La crise du secteur du prêt-à-porter fait une nouvelle victime. L’enseigne IKKS a été placée en redressement judiciaire, selon une information des Echos confirmée ce vendredi 3 octobre par l’AFP. Plus de 1 000 emplois sont désormais menacés dans l’Hexagone. En cessation de paiements, la marque avait déjà bénéficié en 2024 d’un effacement partiel de ses dettes et d’une injection de liquidités de la part de ses investisseurs. Mais ce jeudi, le tribunal des activités économiques de Paris a placé la société en redressement judiciaire et a ouvert une période d’observation jusqu’en avril 2026, limitée aux activités françaises.

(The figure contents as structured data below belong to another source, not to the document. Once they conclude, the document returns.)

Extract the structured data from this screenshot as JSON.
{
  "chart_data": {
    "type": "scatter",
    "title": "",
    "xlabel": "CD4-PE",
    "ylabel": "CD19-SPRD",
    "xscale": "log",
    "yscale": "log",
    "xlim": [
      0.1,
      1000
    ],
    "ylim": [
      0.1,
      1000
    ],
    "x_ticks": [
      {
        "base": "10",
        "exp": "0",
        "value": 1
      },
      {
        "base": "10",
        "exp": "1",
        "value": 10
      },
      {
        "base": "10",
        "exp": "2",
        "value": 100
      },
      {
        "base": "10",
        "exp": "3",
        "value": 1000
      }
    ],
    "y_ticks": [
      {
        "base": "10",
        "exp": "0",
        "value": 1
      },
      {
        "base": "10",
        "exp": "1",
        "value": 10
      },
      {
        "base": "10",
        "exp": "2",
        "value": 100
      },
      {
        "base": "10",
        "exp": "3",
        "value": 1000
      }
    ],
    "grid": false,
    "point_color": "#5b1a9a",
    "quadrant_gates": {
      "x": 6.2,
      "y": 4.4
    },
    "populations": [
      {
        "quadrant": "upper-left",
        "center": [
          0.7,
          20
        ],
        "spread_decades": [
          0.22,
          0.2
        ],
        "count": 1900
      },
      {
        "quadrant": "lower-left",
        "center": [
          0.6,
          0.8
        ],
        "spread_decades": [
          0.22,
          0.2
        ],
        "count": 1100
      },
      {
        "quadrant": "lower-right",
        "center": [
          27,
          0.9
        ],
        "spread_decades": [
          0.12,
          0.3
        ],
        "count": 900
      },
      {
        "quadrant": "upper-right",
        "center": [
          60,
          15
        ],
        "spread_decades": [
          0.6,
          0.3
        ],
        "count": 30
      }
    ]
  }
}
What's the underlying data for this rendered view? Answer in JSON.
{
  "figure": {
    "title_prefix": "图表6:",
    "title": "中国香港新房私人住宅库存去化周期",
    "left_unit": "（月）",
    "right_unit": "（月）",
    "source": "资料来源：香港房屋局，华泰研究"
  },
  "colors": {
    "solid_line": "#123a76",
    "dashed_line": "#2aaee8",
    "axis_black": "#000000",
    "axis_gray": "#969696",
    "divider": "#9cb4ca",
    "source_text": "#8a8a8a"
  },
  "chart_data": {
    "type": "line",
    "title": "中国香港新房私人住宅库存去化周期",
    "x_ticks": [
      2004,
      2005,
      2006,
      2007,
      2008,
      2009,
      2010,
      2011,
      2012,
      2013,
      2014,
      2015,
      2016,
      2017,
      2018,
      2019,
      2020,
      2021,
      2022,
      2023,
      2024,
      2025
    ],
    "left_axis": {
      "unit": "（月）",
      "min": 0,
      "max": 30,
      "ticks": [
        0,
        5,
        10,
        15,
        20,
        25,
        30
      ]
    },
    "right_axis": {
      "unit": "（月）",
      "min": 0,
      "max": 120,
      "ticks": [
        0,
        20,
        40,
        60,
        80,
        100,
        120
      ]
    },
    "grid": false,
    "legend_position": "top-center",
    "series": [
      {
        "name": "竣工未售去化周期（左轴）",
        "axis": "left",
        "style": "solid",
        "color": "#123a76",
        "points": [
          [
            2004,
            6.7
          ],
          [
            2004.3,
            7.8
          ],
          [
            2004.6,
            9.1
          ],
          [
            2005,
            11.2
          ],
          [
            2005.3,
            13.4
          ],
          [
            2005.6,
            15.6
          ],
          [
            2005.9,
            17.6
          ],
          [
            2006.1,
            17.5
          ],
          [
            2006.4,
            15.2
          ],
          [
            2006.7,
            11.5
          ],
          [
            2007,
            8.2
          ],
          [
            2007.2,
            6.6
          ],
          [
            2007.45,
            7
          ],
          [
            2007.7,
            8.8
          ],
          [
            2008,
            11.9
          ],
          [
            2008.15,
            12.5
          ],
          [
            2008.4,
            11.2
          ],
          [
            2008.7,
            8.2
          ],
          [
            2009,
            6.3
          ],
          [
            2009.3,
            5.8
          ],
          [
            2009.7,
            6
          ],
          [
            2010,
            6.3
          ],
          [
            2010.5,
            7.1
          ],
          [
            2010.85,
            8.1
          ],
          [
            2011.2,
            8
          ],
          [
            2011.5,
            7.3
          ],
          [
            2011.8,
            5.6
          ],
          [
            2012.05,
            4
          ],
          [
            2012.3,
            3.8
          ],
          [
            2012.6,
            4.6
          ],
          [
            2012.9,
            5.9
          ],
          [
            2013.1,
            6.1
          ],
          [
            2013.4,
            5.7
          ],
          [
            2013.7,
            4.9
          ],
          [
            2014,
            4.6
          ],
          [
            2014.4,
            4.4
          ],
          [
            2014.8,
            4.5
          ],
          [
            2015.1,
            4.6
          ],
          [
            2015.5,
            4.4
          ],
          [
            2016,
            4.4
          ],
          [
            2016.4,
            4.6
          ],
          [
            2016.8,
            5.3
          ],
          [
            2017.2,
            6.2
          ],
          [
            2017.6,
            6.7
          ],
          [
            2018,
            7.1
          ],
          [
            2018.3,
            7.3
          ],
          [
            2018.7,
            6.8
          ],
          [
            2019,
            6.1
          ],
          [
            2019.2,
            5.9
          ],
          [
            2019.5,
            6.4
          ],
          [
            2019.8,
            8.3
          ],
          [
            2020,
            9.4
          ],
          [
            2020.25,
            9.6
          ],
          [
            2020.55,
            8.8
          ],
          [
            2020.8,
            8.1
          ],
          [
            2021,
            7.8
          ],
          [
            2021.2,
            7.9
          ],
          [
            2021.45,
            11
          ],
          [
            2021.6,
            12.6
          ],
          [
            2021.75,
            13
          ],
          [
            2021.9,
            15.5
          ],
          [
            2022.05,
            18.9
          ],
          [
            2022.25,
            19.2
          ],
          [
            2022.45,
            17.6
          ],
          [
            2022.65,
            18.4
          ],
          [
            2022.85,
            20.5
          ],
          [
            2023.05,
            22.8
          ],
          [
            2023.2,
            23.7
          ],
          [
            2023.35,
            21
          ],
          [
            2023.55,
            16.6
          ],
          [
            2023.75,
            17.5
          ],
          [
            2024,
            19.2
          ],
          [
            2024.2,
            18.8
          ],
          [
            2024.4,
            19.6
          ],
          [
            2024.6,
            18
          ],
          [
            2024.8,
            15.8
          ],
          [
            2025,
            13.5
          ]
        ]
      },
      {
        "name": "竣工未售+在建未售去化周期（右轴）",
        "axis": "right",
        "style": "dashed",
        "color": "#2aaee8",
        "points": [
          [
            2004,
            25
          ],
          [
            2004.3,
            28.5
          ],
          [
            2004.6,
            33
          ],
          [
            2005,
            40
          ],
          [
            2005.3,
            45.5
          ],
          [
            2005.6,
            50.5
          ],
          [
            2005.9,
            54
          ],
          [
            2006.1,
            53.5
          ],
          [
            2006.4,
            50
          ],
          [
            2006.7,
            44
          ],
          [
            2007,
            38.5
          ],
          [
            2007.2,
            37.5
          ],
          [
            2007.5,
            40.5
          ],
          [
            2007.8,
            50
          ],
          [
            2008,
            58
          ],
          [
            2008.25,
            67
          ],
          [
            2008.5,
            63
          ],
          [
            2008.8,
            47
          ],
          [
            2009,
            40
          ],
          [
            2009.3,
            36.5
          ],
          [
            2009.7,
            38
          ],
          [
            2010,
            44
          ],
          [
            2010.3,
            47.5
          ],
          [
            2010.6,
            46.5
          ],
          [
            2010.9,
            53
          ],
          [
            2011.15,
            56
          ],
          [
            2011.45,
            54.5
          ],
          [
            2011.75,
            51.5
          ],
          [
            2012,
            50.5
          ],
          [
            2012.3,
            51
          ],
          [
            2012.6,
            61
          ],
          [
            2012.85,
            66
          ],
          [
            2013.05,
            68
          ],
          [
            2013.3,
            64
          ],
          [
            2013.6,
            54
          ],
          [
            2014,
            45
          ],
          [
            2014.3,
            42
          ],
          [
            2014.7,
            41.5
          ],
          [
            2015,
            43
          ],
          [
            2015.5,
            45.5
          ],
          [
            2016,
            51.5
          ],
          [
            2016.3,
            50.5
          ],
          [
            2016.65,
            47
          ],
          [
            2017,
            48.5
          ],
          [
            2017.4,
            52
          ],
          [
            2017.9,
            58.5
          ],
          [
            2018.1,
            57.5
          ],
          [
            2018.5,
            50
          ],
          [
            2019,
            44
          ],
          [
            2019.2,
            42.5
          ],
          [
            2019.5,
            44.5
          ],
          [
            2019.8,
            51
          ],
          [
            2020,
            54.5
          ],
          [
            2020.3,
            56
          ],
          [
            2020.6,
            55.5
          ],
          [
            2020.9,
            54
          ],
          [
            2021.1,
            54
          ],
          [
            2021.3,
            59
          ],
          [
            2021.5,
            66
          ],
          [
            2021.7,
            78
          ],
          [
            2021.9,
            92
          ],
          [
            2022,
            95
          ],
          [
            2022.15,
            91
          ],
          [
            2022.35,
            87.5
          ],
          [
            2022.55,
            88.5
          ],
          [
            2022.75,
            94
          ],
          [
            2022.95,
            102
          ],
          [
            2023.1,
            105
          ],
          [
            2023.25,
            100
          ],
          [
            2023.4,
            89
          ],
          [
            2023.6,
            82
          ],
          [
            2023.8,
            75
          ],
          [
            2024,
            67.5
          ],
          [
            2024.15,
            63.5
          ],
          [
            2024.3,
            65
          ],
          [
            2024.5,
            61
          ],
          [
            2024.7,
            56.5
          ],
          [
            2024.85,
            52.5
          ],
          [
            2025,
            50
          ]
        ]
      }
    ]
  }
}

Fondée en 1987, IKKS est une enseigne de prêt-à-porter haut de gamme pour femmes, hommes et enfants, avec un «ADN Rock», avait précisé son président à l’AFP en juin 2024. Avec ses marques I.Code, One Step et IKKS, le groupe compte 600 points de vente et 1 500 collaborateurs dans le monde, selon la même source. En février 2024, un plan de sauvegarde de l’emploi (PSE) avait été annoncé, prévoyant la suppression de 202 postes sur 1 328 en France, ainsi que la fermeture de 77 magasins et corners sur 604, dans un contexte général de morosité pour le prêt-à-porter.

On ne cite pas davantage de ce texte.